Dabei bedient sich Woolf sehr vergnüglicher Darstellungsformen, wenn sie sich
z.B. vorstellt, wie es einer Schwester von Shakespeare gegangen wäre, wenn sie
das gleiche schriftstellerische Talent wie ihr Bruder gehabt hätte.
Woolf analysiert Literatur von Männern, ihre herabwürdigende
Kritik an Frauen und entwirft sodann eine Vision eines zukünftigen Geschlechterverhältnisses,
nämlich eines partnerschaftlichen. Sie appelliert an Männer, ihre innere
weibliche Seite und an Frauen, ihre innere männliche Seite zu nutzen und sie
beim Schreiben befruchtend wirken zu lassen.
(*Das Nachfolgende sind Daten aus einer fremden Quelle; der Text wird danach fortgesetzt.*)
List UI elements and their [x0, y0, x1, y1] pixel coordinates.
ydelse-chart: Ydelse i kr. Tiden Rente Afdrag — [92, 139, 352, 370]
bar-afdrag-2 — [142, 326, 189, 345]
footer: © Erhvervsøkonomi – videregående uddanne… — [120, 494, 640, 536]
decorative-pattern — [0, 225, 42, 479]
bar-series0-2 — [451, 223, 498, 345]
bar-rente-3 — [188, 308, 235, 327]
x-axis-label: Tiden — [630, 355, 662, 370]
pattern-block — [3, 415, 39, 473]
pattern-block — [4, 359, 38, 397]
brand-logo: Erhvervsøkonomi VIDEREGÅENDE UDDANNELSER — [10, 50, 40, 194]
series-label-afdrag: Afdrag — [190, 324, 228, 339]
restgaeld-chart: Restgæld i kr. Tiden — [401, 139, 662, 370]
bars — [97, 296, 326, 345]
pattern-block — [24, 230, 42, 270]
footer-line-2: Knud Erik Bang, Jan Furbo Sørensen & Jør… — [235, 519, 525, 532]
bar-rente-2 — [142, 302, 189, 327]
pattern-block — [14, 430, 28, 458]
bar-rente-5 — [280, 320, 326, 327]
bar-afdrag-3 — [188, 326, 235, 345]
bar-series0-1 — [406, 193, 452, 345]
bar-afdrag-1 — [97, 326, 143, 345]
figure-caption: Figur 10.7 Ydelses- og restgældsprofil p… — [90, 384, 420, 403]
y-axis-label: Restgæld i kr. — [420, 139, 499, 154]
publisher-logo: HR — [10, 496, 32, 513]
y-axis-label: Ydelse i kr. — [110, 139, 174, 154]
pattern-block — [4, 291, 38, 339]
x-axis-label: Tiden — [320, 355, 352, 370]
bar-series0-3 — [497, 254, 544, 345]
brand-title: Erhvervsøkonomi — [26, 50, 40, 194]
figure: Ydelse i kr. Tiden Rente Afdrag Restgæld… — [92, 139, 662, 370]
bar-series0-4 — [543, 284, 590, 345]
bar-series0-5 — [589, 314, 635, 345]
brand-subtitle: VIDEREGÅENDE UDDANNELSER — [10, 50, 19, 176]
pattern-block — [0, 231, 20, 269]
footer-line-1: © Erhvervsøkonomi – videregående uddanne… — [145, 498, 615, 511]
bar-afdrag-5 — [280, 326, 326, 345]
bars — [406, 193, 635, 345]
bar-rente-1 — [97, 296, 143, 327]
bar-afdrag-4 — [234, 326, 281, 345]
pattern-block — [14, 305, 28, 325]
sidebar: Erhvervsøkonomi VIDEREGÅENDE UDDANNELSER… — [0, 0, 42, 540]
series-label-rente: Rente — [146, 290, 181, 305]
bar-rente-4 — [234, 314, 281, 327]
Für einen 90 Jahre alten Text ist
dieser Essay erfrischend modern und sehr lesenswert. Der Text zahlt dabei die
von Woolf erlebte Frauenverachtung nicht mit gleicher Münze den Männern heim, sondern
ist im Gegenteil sehr positiv und von ihrer Verehrung männlicher Autoren geprägt.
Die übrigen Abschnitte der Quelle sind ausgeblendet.